Kurt Kotouc with colleagues

This picture was taken in 1985 in Zaluzany. We went there to see some art collection. I am the first from left, the others are my colleagues from the National Gallery in Prague.

In 1949 I completed Industrial Art School in Brno and did various jobs. First, I was at the Institute of Regional Planning where I helped with the graphic design of maps. I wrote articles about art exhibits and thanks to that I got work at the Brno House of Art where I had opportunities to meet artists and organize exhibits. From 1958, I worked in the Centre for Trade Art in Brno. In 1963, I re-located to Prague to work in the head office of the Centre for Trade Art. The last twenty years I've worked in the National Gallery in Prague preparing art catalogues and posters.

I was expelled from the communist party after the Prague Spring. At that time, I was working at the National Gallery in Prague, where I worked in uncertainty because I wasn't a member of the Party. I was the director of the print section, which bothered one director who constantly emphasized that I shouldn't be allowed to continue in my function. In the end, I managed to hang in there, in part because the National Gallery was directed by Jiri Kotalik. Many people reproach him for cooperating with the regime because he remained diplomatic with party and state representatives. Otherwise, they wouldn't have kept him there but at the same time, he allowed the National Gallery to work with certain people who would otherwise have been politically unacceptable. That in itself is notable because at that time, it was difficult to employ someone who had been expelled or written off by the party to a position that was not manual labor.
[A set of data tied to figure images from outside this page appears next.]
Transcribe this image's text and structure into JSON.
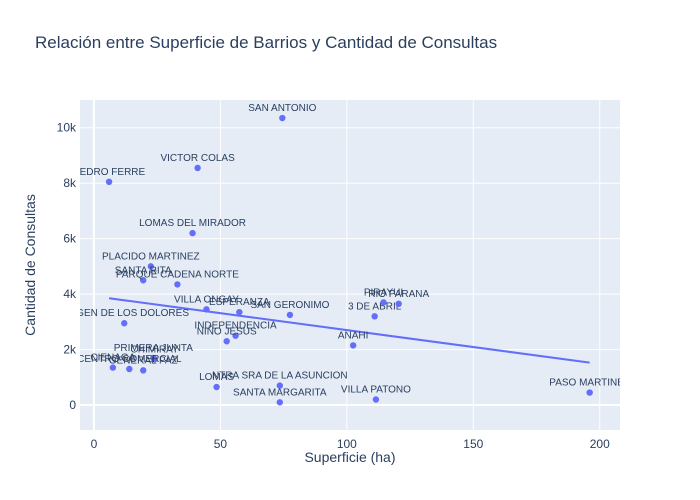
{
  "chart_data": {
    "type": "scatter",
    "title": "Relación entre Superficie de Barrios y Cantidad de Consultas",
    "xlabel": "Superficie (ha)",
    "ylabel": "Cantidad de Consultas",
    "xlim": [
      -5.5,
      208
    ],
    "ylim": [
      -900,
      11000
    ],
    "x_ticks": [
      0,
      50,
      100,
      150,
      200
    ],
    "x_tick_labels": [
      "0",
      "50",
      "100",
      "150",
      "200"
    ],
    "y_ticks": [
      0,
      2000,
      4000,
      6000,
      8000,
      10000
    ],
    "y_tick_labels": [
      "0",
      "2k",
      "4k",
      "6k",
      "8k",
      "10k"
    ],
    "grid": true,
    "marker_color": "#636efa",
    "line_color": "#636efa",
    "points": [
      {
        "x": 74.5,
        "y": 10350,
        "label": "SAN ANTONIO"
      },
      {
        "x": 6,
        "y": 8050,
        "label": "PEDRO FERRE"
      },
      {
        "x": 41,
        "y": 8550,
        "label": "VICTOR COLAS"
      },
      {
        "x": 39,
        "y": 6200,
        "label": "LOMAS DEL MIRADOR"
      },
      {
        "x": 22.5,
        "y": 5000,
        "label": "PLACIDO MARTINEZ"
      },
      {
        "x": 19.5,
        "y": 4500,
        "label": "SANTA RITA"
      },
      {
        "x": 33,
        "y": 4350,
        "label": "PARQUE CADENA NORTE"
      },
      {
        "x": 12,
        "y": 2950,
        "label": "VIRGEN DE LOS DOLORES"
      },
      {
        "x": 44.5,
        "y": 3450,
        "label": "VILLA ONGAY"
      },
      {
        "x": 57.5,
        "y": 3350,
        "label": "ESPERANZA"
      },
      {
        "x": 77.5,
        "y": 3250,
        "label": "SAN GERONIMO"
      },
      {
        "x": 111,
        "y": 3200,
        "label": "3 DE ABRIL"
      },
      {
        "x": 114.5,
        "y": 3700,
        "label": "PIRAYUI"
      },
      {
        "x": 120.5,
        "y": 3650,
        "label": "RIO PARANA"
      },
      {
        "x": 56,
        "y": 2500,
        "label": "INDEPENDENCIA"
      },
      {
        "x": 52.5,
        "y": 2300,
        "label": "NIÑO JESUS"
      },
      {
        "x": 102.5,
        "y": 2150,
        "label": "ANAHI"
      },
      {
        "x": 23.5,
        "y": 1700,
        "label": "PRIMERA JUNTA"
      },
      {
        "x": 24,
        "y": 1650,
        "label": "CHIMIRAY"
      },
      {
        "x": 19.5,
        "y": 1250,
        "label": "GENERAL PAZ"
      },
      {
        "x": 7.5,
        "y": 1350,
        "label": "CIENAGA"
      },
      {
        "x": 14,
        "y": 1300,
        "label": "CENTRO COMERCIAL"
      },
      {
        "x": 48.5,
        "y": 650,
        "label": "LOMAS"
      },
      {
        "x": 73.5,
        "y": 700,
        "label": "NTRA SRA DE LA ASUNCION"
      },
      {
        "x": 73.5,
        "y": 100,
        "label": "SANTA MARGARITA"
      },
      {
        "x": 111.5,
        "y": 200,
        "label": "VILLA PATONO"
      },
      {
        "x": 196,
        "y": 450,
        "label": "PASO MARTINEZ"
      }
    ],
    "trendline": {
      "x": [
        6,
        196
      ],
      "y": [
        3850,
        1530
      ]
    }
  }
}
I managed to stay in my job but I was constantly living in doubt. After I divorced for the second time, I shared an apartment with a man who was a traffic police officer. Once, early in the morning, his friends came to visit him and they were in uniform. I was lying in my room and I could see the movement of the uniforms through the frosted glass on my door and in my sleepiness, I was sure that they had come for me. But other people experienced much worse things. Because of my work at the National Gallery, I didn't have a great deal of free time. I liked to travel and I was one of the lucky people who because of various exhibits got to go abroad. I retired in 1987.